Automatic playlist continuation

Inspired by Spotify Million Playlist Dataset Challenge

Introduction

People love playlists. Spotify reported in 2008 that their users have generated over 4 bn playlists [2]. Various industry studies indicate that playlists account for a third of all music playtime [1], and over a half of users say that playlists are replacing albums in they music listening habits [2].

Playlists create benefits for consumers by providing personalised music discovery and reccomendations for various occasions, moods and themes. The importance of playlist for the music industry is also paramount, covering use cases like consumer engagement improvement, increased playtime, better music search, and also helping less known artist get discovered though automatically generated playlists.

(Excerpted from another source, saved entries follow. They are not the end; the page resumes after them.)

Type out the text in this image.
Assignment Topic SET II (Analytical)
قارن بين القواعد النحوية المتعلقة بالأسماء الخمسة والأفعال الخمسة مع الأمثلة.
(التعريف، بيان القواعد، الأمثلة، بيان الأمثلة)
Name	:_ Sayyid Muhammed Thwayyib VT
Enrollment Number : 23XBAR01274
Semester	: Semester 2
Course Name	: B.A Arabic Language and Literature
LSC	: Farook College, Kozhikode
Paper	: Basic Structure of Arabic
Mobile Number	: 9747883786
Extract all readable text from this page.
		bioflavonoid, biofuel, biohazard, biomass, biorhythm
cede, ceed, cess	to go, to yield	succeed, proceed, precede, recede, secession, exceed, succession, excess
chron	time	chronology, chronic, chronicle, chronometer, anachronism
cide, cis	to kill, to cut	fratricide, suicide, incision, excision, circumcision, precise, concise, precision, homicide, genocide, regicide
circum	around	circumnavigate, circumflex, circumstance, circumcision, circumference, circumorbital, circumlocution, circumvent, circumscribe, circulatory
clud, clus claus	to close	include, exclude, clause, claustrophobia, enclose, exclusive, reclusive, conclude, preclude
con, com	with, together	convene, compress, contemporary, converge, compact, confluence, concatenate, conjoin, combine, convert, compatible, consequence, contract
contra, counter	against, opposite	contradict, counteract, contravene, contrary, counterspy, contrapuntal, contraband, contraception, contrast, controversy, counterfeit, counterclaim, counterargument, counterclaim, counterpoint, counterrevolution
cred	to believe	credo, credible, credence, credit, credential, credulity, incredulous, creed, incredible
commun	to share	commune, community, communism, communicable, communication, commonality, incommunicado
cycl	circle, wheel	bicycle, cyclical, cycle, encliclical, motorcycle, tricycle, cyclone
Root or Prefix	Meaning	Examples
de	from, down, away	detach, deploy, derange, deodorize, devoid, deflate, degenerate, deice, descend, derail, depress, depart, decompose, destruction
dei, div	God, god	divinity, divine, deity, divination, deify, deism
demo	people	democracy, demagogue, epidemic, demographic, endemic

In this project I have explored Content Based Filtering (CBF) and Collaborative Filtering (CF) with python to solve the task of automatic playlist creation based on first n tracks from a playlist or n randomly selected items from a playlist.

Dataset

Dataset comes from original [1] Spotify Million Playlist Dataset Challenge

Models

As mentioned above, the project used Collaborative Filtering (CF) and Content Based Filtering (CBF) as two main approaches

Collaborative filtering

Collaborative Filtering: This method makes automatic predictions (filtering) about the interests of a user by collecting preferences or taste information from many users (collaborating). The underlying assumption of the collaborative filtering approach is that if a person A has the same opinion as a person B on a set of items, A is more likely to have B's opinion for a given item than that of a randomly chosen person.

Notebooks:

Memory based: modeling-notebooks/CF00_Memory_based_scaled_down.ipynb
Model based:
- Surprise
  - modeling-notebooks/CF01_Model_Surprise_50pct_sample.ipynb
  - modeling-notebooks/CF01_Model_Surprise_scaled_down.ipynb
  - modeling-notebooks/CF01_Model_Surprise_scaled_down.ipynb
- Alternating Least Squares with Implicit
  - modeling-notebooks/F02_Model_ALS_Implicit_binary.ipynb - contains demo
  - modeling-notebooks/CF02_Model_ALS_Implicit_pos.ipynb - contains demo
- SVD
  - modeling-notebooks/CF03_Model_SVD_sparse_matrix_binary_ratings.ipynb
  - modeling-notebooks/CF03_Model_SVD_sparse_matrix_pos_ratings.ipynb

Content based filtering

Content-Based Filtering: This method uses only information about the description and attributes of the items users has previously consumed to model user's preferences. In other words, these algorithms try to recommend items that are similar to those that a user liked in the past (or is examining in the present). In particular, various candidate items are compared with items previously rated by the user and the best-matching items are recommended.

Notebooks:

modeling-notebooks/CBF00_audio_features.ipynb - contains demo
WIP: modeling-notebooks/CBF01_Audio_features_genres_data_preparation.ipynb
WIP: modeling-notebooks/CBF01_Audio_features_genres_model.ipynb

Evaluation

Two information retrival systems evaluation metrics were used, partially following the set up from the original challenge. Notebook and the Original Challenge Definitions. To complete the evaluation, data set is split into pseudo train and test sets. Each playlist in the test set is split into two subsets: seed tracks and hold-out, or ground thruth, tracks. Train playlists and test playlists containing only seed tracks are then used to train the models. Test playlists containing only seed tracks are then used to obtain recommendations from the models. The R-precision and NDCG of the obtained recommendation is calculated against the Ground truth

R-precision measures the number of retrieved relevant tracks divided by the number of known relevant tracks (i.e., the number of withheld tracks)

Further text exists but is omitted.